Latest revision as of 22:01, 12 July 2015

Server Monitoring

   KB 2408        Last updated on 2015-07-12  




0.00
(0 votes)

Stats Collection

One of the coolest things about working with ZCS is that it exposes you to many technologies such as Java, Postfix, OpenLDAP, and MySQL. An administrator of a ZCS system should have a working knowledge of these technologies, in order to monitor the system and solve performance problems.

The ZCS server collects many performance-related statistics. The data is stored in the following CSV files in /opt/zimbra/zmstat:

  • cpu.csv: CPU utilization
  • fd.csv: file descriptor count
  • mailboxd.csv: ZCS server and JVM statistics
  • mtaqueue.csv: Postfix queue
  • proc.csv: disk utilization
  • soap.csv: SOAP request processing time
  • threads.csv: JVM thread counts
  • vm.csv: Linux VM statistics (from the vmstat command)

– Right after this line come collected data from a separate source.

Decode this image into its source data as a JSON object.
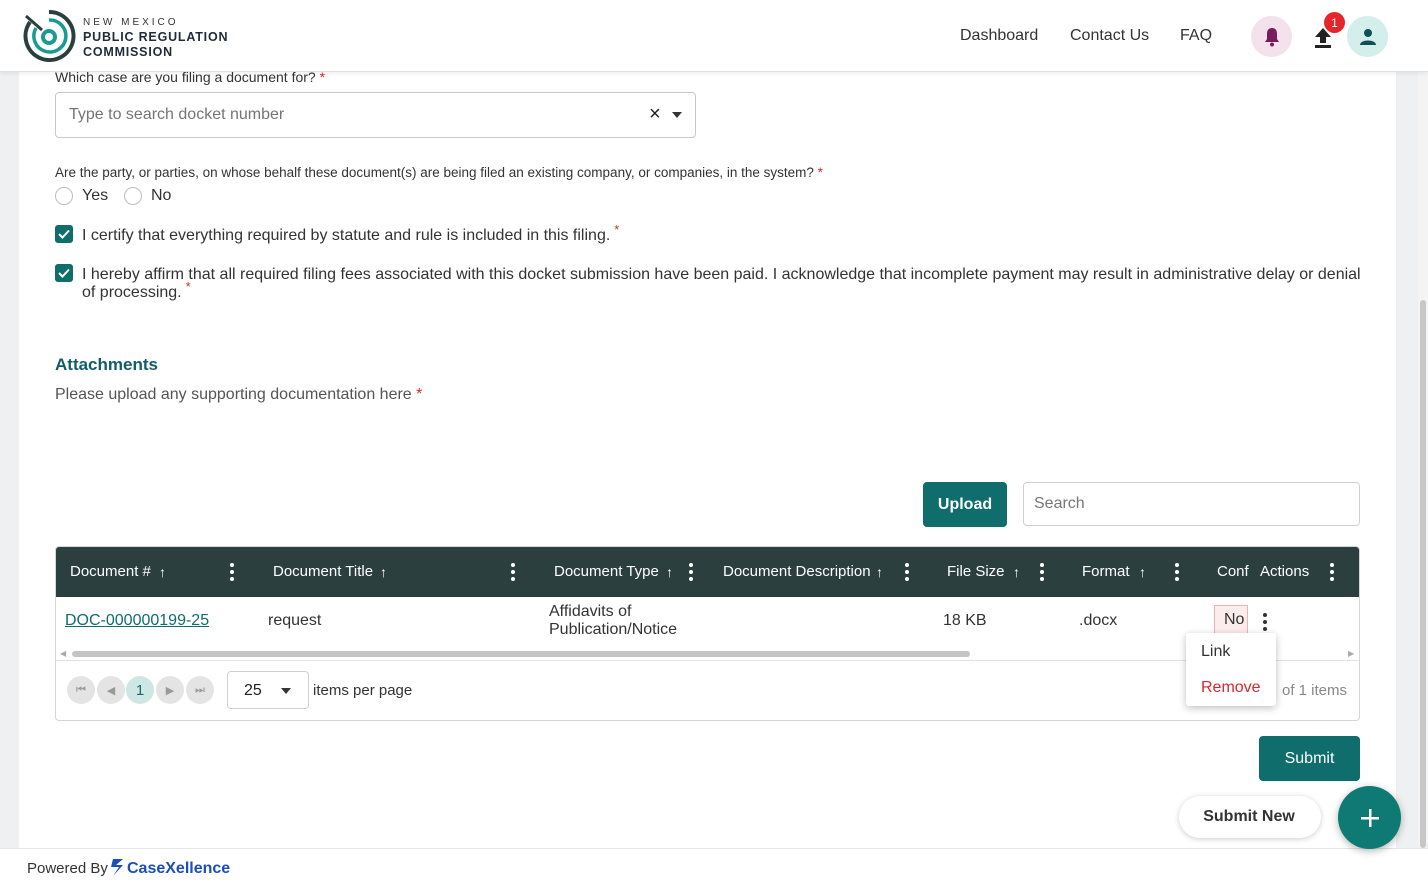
{
  "header": {
    "logo": {
      "line1": "NEW MEXICO",
      "line2": "PUBLIC REGULATION",
      "line3": "COMMISSION"
    },
    "nav": [
      {
        "label": "Dashboard"
      },
      {
        "label": "Contact Us"
      },
      {
        "label": "FAQ"
      }
    ],
    "upload_badge": "1",
    "icons": [
      "bell-icon",
      "upload-icon",
      "user-icon"
    ]
  },
  "form": {
    "case_label": "Which case are you filing a document for?",
    "case_placeholder": "Type to search docket number",
    "party_label": "Are the party, or parties, on whose behalf these document(s) are being filed an existing company, or companies, in the system?",
    "yes_label": "Yes",
    "no_label": "No",
    "certify_text": "I certify that everything required by statute and rule is included in this filing.",
    "affirm_text": "I hereby affirm that all required filing fees associated with this docket submission have been paid. I acknowledge that incomplete payment may result in administrative delay or denial of processing.",
    "required_mark": "*"
  },
  "attachments": {
    "title": "Attachments",
    "subtitle": "Please upload any supporting documentation here",
    "upload_label": "Upload",
    "search_placeholder": "Search"
  },
  "table": {
    "columns": [
      "Document #",
      "Document Title",
      "Document Type",
      "Document Description",
      "File Size",
      "Format",
      "Conf",
      "Actions"
    ],
    "rows": [
      {
        "doc_number": "DOC-000000199-25",
        "title": "request",
        "type_line1": "Affidavits of",
        "type_line2": "Publication/Notice",
        "description": "",
        "file_size": "18 KB",
        "format": ".docx",
        "conf": "No"
      }
    ],
    "pager": {
      "current_page": "1",
      "page_size": "25",
      "items_per_page_label": "items per page",
      "info": "of 1 items"
    }
  },
  "action_menu": {
    "link": "Link",
    "remove": "Remove"
  },
  "buttons": {
    "submit": "Submit",
    "submit_new": "Submit New"
  },
  "footer": {
    "powered_by": "Powered By",
    "brand": "CaseXellence"
  },
  "colors": {
    "primary": "#0f6d6b",
    "header_row": "#2b3f3e",
    "danger": "#d9282f",
    "link": "#0f6d6b",
    "brand": "#1b4fb8"
  }
}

These files are in a standard CSV format that can be loaded into Excel for viewing and charting. They are archived to subdirectories of /opt/zimbra/zmstat every day at midnight.

The zmstat-chart Utility

Zimbra provides a command-line utility called zmstat-chart that is used to generate charts from the CSV data. The following command:

$ zmstat-chart -s /opt/zimbra/zmstat/2008-04-03 -d ~/zmstat/2008-04-03/charts

will read data from CSV files in /opt/zimbra/2008-04-03/ and write HTML and PNG files to the ~/zmstat/2008-04-03charts/ directory (which would be /opt/zimbra/zmstat/2008-04-03/charts/ if run as the zimbra user). Default chart parameters are specified in /opt/zimbra/conf/zmstat-chart.xml. If you'd like to skip certain charts or add charts that aren't generated by default, you can specify an alternate chart conf file with the -c option.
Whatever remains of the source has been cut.